The Pirates’ ragtag pitching staff ended up being serviceable enough, but certainly not stellar. Esteban Loaiza, Jon Lieber, Jason Schmidt, Steve Cooke, and Francisco Cordova started the majority of the games for Pittsburgh. None of them, except Cordova, registered an ERA under 4. Three of those pitchers, however, had an ERA+ of over 100 (Loaiza, Cooke, Cordova), suggesting at the very least that they were overall a bit above average.
It was the bullpen that made the real difference that year, which is something fans have been familiar with in more recent years. It was comprised largely of Rich Loiselle, who logged 29 saves that year with an ERA+ of 141; Marc Wilkins and Ricardo Rincon were staples, appearing in 70 and 62 games, respectively, while posting an ERA+ of 118 and 126. Clint Sodowsky and Matt Ruebel round out the primary relief pitchers on the season. Sodowsky’s 120 ERA+ tracks with the rest of the relief staff, while Ruebel’s 69 mark falls well below his counterparts.
This team was stitched together to try to get through a season, not compete. They were a Pirates’ placeholder, the team that was supposed to do their part to bridge the organization into a more winning atmosphere. The team ended up doing a lot more than that. They were by no means the best team in the National League – they weren’t even the best team in a floundering division. But they did do enough to remain competitive in that division.
At one point in the final month of the season, September, the Pirates were only 1.5 games back of the Astros, which came on September 2. They hung around Houston for the majority of the month but struggled to make up the final bit of ground.
Near the end of the season, the team remained 3.5 games back for an entire week. It wasn’t until the final three days of the season when the Pirates finally fell off, dropping back as far as six games, and settling five games back at the conclusion of the season.
In Gary Morgan’s 2019 Sports Illustrated article, he notes the ’97 Freak Show Pirates as a beacon of false hope. After that season, many thought Pittsburgh was closer to being competitive than they actually were. In 1998, the Pirates went 69-93, and finished at the bottom of the division, a place they would come to know well for the most part until 2013.
Not known during the ’97 run was that would be the final time the Pirates were competitive in any meaningful way for the next 15 years. From those years stemmed ineptitude at the front office, a fledgling team year after year, and a steady export of any talent before nearly every trade deadline.
Finally, after years of futility and wasted talent, the Pirates emerged as contenders in the mid-2010s. After a short run of showing what baseball in Pittsburgh could truly be, the Pirates dwindled back to their average to well-below ways in 2016 and beyond.
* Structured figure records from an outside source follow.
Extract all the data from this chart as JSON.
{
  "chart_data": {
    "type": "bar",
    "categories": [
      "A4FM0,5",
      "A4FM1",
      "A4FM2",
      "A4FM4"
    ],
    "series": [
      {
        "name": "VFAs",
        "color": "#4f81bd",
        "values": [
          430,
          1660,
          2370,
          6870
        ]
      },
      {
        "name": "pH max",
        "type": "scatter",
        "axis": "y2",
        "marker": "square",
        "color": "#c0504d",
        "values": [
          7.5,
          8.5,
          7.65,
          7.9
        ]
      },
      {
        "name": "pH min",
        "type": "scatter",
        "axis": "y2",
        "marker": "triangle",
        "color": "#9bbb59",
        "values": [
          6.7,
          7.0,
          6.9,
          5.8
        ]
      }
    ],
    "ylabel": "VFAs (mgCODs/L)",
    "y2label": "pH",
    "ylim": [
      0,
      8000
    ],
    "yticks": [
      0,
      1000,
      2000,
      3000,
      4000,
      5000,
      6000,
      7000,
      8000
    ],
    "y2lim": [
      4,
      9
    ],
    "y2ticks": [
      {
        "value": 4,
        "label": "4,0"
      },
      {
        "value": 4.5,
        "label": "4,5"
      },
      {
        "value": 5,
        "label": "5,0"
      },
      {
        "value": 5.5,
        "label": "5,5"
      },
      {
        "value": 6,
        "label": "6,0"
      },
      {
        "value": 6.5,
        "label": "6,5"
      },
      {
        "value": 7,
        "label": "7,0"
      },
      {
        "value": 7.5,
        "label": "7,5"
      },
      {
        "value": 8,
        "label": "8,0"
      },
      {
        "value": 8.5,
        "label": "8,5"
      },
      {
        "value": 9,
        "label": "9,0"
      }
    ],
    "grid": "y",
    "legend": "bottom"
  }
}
But with a new “player-centered” environment operated by general manager Ben Cherington and new manager Derek Shelton, the Pirates might be back on the right track. Only time will tell, and during the recent global developments, all we can hope for right now is that baseball will return; once it does, perhaps the team’s development will take off and won’t provide a “beacon of false hope” like the 1997 Freak Show Pirates.